Il problema per queste persone non è propriamente la loro onestà o la loro disonestà – anche se ovviamente questa distinzione è determinante per la loro fedina penale, oltre che per la loro coscienza, quando ce l’hanno – ma il fatto che lavorano nel ventre molle della nostra società, dove c’è perfino più incompetenza di quanta sia la disonestà, che pure è tanta e diffusa. Il Gatto e la Volpe sono certamente due ladri e due imbroglioni, ma non andrebbero probabilmente molto lontano se non trovassero qualcuno disposto a credere che le monete possano moltiplicarsi, semplicemente piantandole per terra.
I lobbisti nostrani vivono proprio grazie a questa incapacità diffusa, ad esempio nella pubblica amministrazione, ma anche in gran parte del tanto decantato privato. Prosperano grazie alla mediocrità di persone che, pur avendone la funzione e la responsabilità sulla carta, non sanno prendere una decisione da soli e quindi si affidano a qualcuno che pensano possa aiutarli, colmando le loro lacune. Si alimentano in una rete di favori reciproci, per cui tutti tendono a fare le stesse cose e soprattutto a non scontentare nessuno. Il problema non è tanto incontrare questo o quel personaggio – anzi avere l’opportunità di conoscere più persone o più offerte può essere utile e quindi il lavoro di questi “facilitatori” di incontri può davvero servire, in molte occasioni – ma capire chi sia quello che ti sta di fronte e soprattutto se ti proponga una soluzione e un’opportunità o una fregatura e un un imbroglio. Troppo spesso chi decide accetta la proposta del lobbista di turno, solo perché non sa che pesci pigliare e si affida al primo che passa, magari consigliato da qualche amico. O da un amico degli amici.
Si può anche decidere di incontrare il diavolo – a volte è inevitabile – l’importante è non acquistare da lui le pentole.
Ecco i lobbisti vivono in questa mediocrità incompetente ed arrogante, fatta di meschinerie, indecisioni, rinvii, furberie, prevaricazioni, che è il brodo di coltura della nostra società, il vero carattere orginario del nostro paese. E naturalmente in questa mediocrità è più facile essere disonesti.

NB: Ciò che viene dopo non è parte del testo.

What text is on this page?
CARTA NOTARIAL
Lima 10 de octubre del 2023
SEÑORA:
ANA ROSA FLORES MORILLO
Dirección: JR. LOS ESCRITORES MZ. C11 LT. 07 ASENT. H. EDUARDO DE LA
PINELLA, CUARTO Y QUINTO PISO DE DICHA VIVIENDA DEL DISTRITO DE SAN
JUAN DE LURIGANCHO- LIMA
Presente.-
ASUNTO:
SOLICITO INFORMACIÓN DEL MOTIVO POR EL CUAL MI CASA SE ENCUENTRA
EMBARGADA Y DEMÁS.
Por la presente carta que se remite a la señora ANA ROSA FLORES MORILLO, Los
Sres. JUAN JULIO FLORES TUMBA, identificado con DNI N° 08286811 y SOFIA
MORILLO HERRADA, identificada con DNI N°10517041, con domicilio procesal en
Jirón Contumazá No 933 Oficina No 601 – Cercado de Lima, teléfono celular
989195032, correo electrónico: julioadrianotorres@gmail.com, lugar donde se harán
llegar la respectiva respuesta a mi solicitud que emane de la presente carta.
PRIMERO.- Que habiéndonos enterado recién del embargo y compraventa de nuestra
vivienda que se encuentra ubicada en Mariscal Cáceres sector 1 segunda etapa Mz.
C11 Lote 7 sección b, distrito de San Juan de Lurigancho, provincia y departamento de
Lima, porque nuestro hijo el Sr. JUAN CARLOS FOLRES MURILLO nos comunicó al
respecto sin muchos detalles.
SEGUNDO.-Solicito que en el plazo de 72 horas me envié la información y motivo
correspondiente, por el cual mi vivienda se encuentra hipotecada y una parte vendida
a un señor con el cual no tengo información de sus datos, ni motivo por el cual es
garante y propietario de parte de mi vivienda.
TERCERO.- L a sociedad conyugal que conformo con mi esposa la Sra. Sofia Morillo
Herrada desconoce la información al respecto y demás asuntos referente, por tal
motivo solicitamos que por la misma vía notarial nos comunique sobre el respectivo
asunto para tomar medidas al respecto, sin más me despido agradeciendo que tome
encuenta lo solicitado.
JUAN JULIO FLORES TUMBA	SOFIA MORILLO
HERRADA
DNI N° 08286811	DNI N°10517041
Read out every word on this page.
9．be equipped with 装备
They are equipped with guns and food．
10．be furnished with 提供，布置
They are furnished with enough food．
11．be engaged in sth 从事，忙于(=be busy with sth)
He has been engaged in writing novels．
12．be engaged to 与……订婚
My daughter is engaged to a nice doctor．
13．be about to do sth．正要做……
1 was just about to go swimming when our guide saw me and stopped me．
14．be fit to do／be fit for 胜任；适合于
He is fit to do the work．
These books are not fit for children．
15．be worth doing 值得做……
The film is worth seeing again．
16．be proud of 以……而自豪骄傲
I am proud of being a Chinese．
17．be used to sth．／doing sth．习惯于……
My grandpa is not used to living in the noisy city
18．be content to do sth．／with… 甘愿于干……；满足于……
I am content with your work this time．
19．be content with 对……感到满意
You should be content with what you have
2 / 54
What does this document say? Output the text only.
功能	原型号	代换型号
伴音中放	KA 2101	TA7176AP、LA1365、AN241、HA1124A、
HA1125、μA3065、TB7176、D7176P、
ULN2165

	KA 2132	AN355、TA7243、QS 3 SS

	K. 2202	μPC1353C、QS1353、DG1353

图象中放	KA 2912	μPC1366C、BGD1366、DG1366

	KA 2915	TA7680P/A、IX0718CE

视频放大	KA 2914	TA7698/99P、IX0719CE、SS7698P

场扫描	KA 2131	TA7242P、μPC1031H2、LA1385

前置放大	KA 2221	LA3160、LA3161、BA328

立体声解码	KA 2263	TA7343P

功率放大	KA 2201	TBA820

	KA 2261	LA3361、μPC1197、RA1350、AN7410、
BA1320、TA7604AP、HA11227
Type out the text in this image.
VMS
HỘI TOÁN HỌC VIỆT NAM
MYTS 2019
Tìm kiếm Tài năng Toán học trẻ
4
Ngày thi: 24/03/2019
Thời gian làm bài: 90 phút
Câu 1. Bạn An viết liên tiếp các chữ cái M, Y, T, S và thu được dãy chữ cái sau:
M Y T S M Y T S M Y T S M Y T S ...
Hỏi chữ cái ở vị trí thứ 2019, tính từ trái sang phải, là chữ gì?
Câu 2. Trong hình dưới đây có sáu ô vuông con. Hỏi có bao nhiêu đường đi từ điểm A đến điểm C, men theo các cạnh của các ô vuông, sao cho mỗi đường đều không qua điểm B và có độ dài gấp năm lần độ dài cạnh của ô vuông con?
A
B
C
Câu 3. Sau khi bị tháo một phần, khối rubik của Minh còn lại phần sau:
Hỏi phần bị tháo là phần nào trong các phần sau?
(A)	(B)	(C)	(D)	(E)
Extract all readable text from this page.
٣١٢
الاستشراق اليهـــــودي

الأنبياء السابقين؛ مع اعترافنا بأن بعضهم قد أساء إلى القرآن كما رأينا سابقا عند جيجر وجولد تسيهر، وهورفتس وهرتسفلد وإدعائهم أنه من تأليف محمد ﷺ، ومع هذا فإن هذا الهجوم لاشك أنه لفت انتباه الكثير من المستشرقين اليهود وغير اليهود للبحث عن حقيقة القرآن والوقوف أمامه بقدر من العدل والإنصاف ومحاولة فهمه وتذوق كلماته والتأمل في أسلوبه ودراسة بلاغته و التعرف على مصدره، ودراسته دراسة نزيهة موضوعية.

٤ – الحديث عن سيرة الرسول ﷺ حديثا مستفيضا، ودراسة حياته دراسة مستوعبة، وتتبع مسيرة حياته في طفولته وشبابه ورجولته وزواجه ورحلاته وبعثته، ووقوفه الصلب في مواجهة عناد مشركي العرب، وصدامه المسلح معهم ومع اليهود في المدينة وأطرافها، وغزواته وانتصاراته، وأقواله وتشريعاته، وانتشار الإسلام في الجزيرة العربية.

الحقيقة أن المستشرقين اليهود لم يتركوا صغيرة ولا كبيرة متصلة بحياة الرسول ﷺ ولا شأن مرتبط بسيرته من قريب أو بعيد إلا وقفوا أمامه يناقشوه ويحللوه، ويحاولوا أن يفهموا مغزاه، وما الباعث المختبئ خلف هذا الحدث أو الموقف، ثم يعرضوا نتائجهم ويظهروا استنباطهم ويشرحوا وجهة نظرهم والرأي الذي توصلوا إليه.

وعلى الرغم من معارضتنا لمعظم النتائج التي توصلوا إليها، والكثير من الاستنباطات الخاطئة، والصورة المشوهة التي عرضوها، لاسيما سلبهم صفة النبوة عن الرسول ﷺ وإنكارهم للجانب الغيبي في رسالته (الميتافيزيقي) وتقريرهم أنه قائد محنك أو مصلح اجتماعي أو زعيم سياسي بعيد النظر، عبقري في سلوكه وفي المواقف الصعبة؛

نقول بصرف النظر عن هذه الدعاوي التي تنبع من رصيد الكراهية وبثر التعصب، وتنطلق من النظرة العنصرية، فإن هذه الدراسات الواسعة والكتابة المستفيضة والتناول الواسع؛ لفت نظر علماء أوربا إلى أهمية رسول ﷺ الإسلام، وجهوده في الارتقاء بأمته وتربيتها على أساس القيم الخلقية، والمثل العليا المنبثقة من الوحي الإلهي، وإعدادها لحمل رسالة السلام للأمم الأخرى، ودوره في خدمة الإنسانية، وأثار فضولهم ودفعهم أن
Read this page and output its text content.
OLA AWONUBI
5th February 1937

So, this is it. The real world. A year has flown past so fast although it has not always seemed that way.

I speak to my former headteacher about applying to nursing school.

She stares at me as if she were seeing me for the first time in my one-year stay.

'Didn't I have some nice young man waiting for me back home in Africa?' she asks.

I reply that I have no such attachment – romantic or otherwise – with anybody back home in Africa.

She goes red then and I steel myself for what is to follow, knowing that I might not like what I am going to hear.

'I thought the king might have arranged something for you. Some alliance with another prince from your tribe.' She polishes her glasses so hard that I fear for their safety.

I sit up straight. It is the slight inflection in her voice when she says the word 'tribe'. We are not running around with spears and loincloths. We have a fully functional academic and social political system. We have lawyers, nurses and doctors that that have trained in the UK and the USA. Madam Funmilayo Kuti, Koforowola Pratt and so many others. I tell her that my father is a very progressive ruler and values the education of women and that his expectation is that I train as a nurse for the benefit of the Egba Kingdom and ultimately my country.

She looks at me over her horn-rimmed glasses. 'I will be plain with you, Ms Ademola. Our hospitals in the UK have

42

Ovviamente gli stessi lobbisti condividono con la classe dirigente di questo paese – di cui fanno parte a tutti gli effetti – questa stessa mediocrità e di questo tutti paghiamo le conseguenze. A suo modo aveva ragione Craxi quando definì Mario Chiesa un “ladro di polli”: spesso questi non sono neppure capaci di rubare.
Mi pare significativo il caso di Expo2015, i cui vertici, uno dopo l’altro, vengono inquisiti ed arrestati, insieme alla rete di faccendieri, lobbisti, consulenti vari, che hanno messo le mani sui tanti soldi che girano intorno a quel progetto. Di Expo mi è già capitato di parlare, alla voce retribuzione, per il fatto delle persone non pagate o sottopagate che lavoreranno all’evento. Leggiamo con soddisfazione che ora questo problema è stato parzialmente risolto, visto che alcune persone che lavorano intorno a quella manifestazione, per quanto non giovanissimi e di prima esperienza – come il compagno G – sono stati retribuiti. Indubbiamente Expo è davvero la vetrina di quello che è capace di offrire il nostro paese, non capisco perché trovi tanti detrattori.
Scherzi a parte, evidentemente anche la politica condivide questa crisi, se in questi anni non ha avuto la capacità di sviluppare anticorpi per immunizzarsi da personaggi come Greganti. E anche noi non siamo riusciti ad essere quell’eccezione che pure ci vantavamo – o ci illudevamo – di essere. Greganti e quelli come lui stavano al nostro fianco, a volte ci davano una mano, spesso si approfittavano di noi e noi non abbiamo fatto abbastanza per allontanarli. Fino a che la mediocrità non ci ha travolto. Anzi a lei ci siamo arresi, consegnando le chiavi – e le casse – del partito al compagno R.
E adesso il diavolo non ha neppure più bisogno di noi per piazzare le sue pentole; anzi ha cominciato a produrre anche i coperchi.